Etre bien noté dans les réseaux sociaux rapporte des patients via Doctolib
Fernando de Amorim
Paris, le 11 avril 2020
Une dame, charmante, il faut le dire, et je l’écris très sincèrement, a pris rendez-vous avec moi sur le site Doctolib, site que je ne connaissais pas mais auquel je me suis abonné pour être à la page et parce que je me suis laissé influencer par quelqu’un qui compte. Ce quelqu’un qui déjà, il y a quelques années, m’avait interpellé après une supervision : « Monsieur, vous ne pouvez pas ne pas avoir un site internet ! ». C’est grâce à lui qu’aujourd’hui j’ai un site internet à mon nom, mais aussi un Facebook et désormais un compte Doctolib. Bien entendu je n’ai pas les codes, je ne sais pas si j’ai les mots de passe pour y accéder et donc… je n’y vais jamais.
Ces instruments de notre modernité doivent être utilisés psychanalytiquement, c’est-à-dire, de telle sorte qu’ils puissent porter l’être, le patient comme le praticien, qu’il soit médecin, psychologue, psychiatre ou psychothérapeute, vers la construction de position de sujet et ainsi continuer à occuper la position d’objet d’une machinerie imaginaire qui ne pouvait être arrêtée que par le Réel, dans notre cas de figure, le Réel est incarné aujourd’hui par un virus.
Ainsi, j’appelle téléphoniquement la dame qui a pris rendez-vous dans un mois. Je lui demande pour quelle raison une date si lointaine.
– Ce n’est pas urgent donc ?
– Elle : Non !
– Donc vous n’êtes pas souffrante ?
– Elle : Ҫa dépend de ce qu’on entend par souffrante…
– Qui vous a donné mes coordonnées ?
– Elle : Vous êtes bien noté sur internet.
Avec de tels indicateurs cliniques, je lui conseille de garder son argent.
Les gens pensent que la médecine est devenue un objet jetable. La preuve de cela est que récemment, des médecins m’ont signalé que les gens prennent rendez-vous sur Doctolib et annulent « sans scrupule, sans justificatif, sans gêne », selon l’un d’eux.

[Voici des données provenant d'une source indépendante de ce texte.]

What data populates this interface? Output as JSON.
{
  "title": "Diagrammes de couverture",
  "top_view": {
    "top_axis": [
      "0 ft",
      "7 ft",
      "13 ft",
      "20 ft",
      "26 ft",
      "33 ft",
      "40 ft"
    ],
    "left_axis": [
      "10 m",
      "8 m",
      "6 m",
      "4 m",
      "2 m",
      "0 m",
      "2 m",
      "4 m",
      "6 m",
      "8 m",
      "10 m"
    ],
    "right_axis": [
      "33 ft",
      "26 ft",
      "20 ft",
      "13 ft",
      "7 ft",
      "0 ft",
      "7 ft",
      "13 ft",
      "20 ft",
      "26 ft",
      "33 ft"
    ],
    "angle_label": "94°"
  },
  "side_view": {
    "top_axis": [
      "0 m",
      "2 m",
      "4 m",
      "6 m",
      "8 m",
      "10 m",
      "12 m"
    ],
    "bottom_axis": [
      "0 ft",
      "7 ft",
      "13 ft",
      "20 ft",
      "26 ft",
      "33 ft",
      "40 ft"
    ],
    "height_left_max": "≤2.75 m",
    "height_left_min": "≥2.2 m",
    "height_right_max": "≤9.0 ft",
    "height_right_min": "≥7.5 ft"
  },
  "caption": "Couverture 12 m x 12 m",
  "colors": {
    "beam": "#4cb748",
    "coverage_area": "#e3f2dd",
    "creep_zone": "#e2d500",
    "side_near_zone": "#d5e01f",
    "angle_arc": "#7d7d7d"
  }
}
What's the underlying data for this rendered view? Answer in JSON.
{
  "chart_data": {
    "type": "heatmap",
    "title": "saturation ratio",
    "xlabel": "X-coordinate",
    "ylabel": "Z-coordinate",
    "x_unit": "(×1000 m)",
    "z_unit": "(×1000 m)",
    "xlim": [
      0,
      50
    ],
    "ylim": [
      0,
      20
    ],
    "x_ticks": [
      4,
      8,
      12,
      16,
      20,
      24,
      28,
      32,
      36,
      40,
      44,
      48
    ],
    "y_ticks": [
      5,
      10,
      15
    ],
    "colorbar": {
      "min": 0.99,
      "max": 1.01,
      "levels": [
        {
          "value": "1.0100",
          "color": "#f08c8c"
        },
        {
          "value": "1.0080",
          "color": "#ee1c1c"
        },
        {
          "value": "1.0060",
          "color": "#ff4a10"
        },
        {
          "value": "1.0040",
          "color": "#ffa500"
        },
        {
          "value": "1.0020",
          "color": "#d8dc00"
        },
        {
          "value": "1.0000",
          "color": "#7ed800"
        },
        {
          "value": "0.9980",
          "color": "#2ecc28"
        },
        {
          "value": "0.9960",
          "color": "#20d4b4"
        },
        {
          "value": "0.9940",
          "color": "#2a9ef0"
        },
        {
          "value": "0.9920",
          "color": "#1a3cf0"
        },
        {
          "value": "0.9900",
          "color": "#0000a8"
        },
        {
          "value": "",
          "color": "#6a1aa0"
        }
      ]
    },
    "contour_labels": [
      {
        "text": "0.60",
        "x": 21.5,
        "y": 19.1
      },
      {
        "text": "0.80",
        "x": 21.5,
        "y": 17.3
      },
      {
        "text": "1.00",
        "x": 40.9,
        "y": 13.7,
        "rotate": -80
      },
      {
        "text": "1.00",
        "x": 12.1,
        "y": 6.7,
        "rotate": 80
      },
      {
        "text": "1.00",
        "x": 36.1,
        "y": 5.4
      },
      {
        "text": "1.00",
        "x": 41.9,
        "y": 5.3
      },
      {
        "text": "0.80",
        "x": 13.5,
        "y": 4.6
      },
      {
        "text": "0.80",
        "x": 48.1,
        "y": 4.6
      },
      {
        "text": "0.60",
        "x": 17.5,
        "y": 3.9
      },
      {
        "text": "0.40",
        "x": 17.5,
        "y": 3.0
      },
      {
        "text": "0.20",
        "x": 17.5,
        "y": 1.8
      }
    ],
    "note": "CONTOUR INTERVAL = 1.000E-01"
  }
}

Je suis bien noté, mais je pourrais tout aussi bien l’être mal. Je ne sais pas en quoi je mérite une bonne ou une mauvaise note de la part de gens que je ne connais ni d’Êve ni d’Adam. Les gens qui ont l’autorité de juger mes opérations cliniques me fréquentent quotidiennement, d’une manière ou d’une autre.
Quand j’avais nommé « populace internautique » ces zombies derrière leur écran qui disent ce que doit ou ne doit pas faire le Président de la République, le Premier Ministre ou le Ministre de la Santé à propos de la crise que nous traversons, je souhaitais mettre en évidence la puissance qu’a l’Imaginaire dans notre société, et, il faut le reconnaître, à faire et défaire l’honneur d’un homme. Avec des effets dans la réalité de la vie de ceux qui subissent leurs foudres.
Si j’étais mal noté sur internet, cette missive serait la plainte d’un malheureux. Comme je suis bien noté, je peux dire ce que j’ai toujours défendu : nous vivons dans un pays très solide. Ce qui n’est pas solide ce sont nos vies. Aujourd’hui ici, demain mort. Simple comme bonjour.
Quand je reçois quelqu’un, je vais à l’essentiel, comme le fait n’importe quel clinicien. J’écris clinicien, pas praticien. Pour un clinicien, pas de salamalec. La relation clinique avec un psychanalyste – différemment de celle avec le psychologue, le psychiatre, le psychothérapeute, les techniciens du comportement que sont les técécistes – exige de l’héritier de Freud qu’il a à l’esprit que celui qui souffre ne vit pas convenablement, de là l’importance d’une formation exigeante, ce qui est le cas de la formation du psychanalyste français. Comme un félin, le psychanalyste doit saisir le bon moment pour dire comme pour se taire.
Comment faire naître le désir voilé, oublié, troublé ? En dégageant, avec courtoise et bienveillance, dès le premier contact par téléphone, les demandes, les tentatives de séduction, les tromperies.
Les gens annulent les consultations, parce qu’à l’autre bout du fil il n’y a personne.